You seem to have a pretty special setup. Can you describe your use case?

please compare without LM.

@rajpuneet.sandhu Also, you just re-trained using the same parameters, but some might require re-evaluation: LM alpha/beta, model complexity (128 ? that seems very low), beam width 32 looks low as well, 500 epochs looks like a lot.

Is this English ? Indian ? English with Indian accent ?
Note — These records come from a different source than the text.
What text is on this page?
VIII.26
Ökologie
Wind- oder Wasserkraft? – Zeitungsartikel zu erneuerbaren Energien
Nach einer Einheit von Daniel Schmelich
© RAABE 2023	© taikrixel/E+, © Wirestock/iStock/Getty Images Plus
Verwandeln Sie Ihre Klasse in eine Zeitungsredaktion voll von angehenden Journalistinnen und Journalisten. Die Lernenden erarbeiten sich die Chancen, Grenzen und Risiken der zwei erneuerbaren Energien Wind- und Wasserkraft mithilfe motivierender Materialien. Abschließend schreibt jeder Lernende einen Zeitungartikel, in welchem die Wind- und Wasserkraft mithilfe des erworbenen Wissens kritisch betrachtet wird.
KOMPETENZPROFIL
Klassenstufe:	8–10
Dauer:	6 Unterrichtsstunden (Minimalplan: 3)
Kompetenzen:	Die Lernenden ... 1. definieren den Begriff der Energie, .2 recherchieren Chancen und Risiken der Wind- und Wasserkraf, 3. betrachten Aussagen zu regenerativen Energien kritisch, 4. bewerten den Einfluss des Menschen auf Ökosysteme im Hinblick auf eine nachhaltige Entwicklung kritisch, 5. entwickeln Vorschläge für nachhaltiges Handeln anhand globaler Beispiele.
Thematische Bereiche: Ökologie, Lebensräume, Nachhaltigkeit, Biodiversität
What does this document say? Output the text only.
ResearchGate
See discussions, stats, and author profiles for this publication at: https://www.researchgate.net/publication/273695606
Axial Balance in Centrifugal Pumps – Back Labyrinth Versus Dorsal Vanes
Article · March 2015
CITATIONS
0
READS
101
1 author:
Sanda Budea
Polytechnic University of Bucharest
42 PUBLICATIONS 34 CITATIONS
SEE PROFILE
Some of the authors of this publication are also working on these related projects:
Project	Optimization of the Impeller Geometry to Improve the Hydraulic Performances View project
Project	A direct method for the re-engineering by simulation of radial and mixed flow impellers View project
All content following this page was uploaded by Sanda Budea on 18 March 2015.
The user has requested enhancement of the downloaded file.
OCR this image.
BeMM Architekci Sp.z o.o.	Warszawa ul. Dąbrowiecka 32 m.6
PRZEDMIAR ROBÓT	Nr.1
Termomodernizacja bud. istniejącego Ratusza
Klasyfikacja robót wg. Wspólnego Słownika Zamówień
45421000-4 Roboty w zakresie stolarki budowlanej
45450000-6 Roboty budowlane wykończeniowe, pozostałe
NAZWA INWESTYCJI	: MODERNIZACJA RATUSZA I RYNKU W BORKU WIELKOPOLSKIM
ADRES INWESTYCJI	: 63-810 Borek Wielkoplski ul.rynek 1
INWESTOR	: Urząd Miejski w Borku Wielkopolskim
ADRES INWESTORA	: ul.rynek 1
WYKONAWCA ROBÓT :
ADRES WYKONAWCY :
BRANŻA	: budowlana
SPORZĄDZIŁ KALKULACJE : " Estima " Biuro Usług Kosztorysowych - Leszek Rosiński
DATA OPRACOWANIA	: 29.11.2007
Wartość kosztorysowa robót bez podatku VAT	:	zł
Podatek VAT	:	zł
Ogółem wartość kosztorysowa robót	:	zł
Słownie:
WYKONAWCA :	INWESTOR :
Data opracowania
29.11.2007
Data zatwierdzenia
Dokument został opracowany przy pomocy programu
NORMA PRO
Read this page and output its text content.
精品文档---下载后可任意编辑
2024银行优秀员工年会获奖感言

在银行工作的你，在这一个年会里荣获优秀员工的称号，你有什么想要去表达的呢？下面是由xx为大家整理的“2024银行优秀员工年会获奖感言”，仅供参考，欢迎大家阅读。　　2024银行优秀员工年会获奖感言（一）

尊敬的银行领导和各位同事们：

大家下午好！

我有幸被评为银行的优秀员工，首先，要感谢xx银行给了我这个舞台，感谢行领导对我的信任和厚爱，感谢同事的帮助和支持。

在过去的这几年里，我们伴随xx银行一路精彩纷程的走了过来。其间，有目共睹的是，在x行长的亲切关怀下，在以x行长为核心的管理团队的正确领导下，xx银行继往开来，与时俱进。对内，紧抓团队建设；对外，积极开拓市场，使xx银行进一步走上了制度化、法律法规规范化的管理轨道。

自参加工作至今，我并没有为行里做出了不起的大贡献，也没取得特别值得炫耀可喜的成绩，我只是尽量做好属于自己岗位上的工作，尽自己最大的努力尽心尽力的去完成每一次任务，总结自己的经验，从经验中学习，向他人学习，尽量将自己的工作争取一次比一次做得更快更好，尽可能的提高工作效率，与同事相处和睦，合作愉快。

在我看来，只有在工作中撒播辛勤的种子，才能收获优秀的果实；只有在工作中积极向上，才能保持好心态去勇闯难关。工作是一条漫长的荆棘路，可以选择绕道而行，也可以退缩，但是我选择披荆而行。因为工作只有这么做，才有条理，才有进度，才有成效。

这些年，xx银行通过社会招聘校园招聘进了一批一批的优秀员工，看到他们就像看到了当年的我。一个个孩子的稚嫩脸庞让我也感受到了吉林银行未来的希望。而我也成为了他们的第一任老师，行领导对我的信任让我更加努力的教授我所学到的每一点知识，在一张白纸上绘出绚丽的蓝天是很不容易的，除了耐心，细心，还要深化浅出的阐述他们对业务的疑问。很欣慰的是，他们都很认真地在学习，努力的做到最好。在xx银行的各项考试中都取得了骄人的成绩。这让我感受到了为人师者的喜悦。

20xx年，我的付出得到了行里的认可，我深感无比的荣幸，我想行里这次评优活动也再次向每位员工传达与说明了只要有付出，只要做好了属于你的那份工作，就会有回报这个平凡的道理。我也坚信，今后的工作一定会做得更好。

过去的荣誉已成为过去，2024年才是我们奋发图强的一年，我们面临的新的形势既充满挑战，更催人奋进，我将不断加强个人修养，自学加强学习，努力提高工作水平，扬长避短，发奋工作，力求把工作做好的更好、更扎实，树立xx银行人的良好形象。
I ran the test without an LM and scorer and now the WER is similar. It is 77% for 0.6.1 and 80% for 0.9.3. This suggests that the difference is due to LM and scorer. I generated the scorer using exactly what was there in the documentation:

python3 /home/rsandhu/deepspeech_v091/DeepSpeech/data/lm/generate_lm.py --input_txt /home/rsandhu/sns/sns-app-android/app/src/main/assets/ww/text-corpus.txt --output_dir /home/rsandhu/deepspeech_v091/ww_scorer \
  --top_k 500000 --kenlm_bins /home/rsandhu/kenlm/build/bin/ \
  --arpa_order 5 --max_arpa_memory "85%" --arpa_prune "0|0|1" \
  --binary_a_bits 255 --binary_q_bits 8 --binary_type trie --discount_fallback

/home/rsandhu/deepspeech_v091/DeepSpeech/data/lm/generate_scorer_package --alphabet /home/rsandhu/sns/sns-app-android/app/src/main/assets/ww/alphabet.txt --lm /home/rsandhu/deepspeech_v091/ww_scorer/lm.binary --vocab /home/rsandhu/deepspeech_v091/ww_scorer/vocab-500000.txt \
  --package /home/rsandhu/deepspeech_v091/ww_scorer/kenlm.scorer --default_alpha 0.931289039105002 --default_beta 1.1834137581510284

And this is how I have built the lm.binary and trie:

/home/rsandhu/kenlm/build/bin/lmplz --order 5 \
       --temp_prefix /tmp/ \
       --memory 50% \
       --text text-corpus.txt \
       --arpa lm.arpa \
       --prune 0 0 0 1 --discount_fallback 1

/home/rsandhu/kenlm/build/bin/build_binary -a 255 \
              -q 8 \
              trie \
              lm.arpa \
              lm.binary

~/deepspeech_061/DeepSpeech/generate_trie /home/rsandhu/sns/sns-app-android/app/src/main/assets/ww/alphabet.txt /home/rsandhu/sns/sns-app-android/app/src/main/assets/ww/lm.binary /home/rsandhu/ds_061_trie/trie_ww

I am using this for hotword detection and the dataset consists of only this data in this training experiment and it’s only 4 hours of data. The words are english and the accents are mixed… Indian, American, British and a few more. Do you guys have any suggestions on how to improve the performance?

You have a special use case and I would advise you to build your own scorer. Check the scripts and use KenLM as you did last time. Basically get rid of all commands that aim to minimize the model as you want the maximum of the input intact.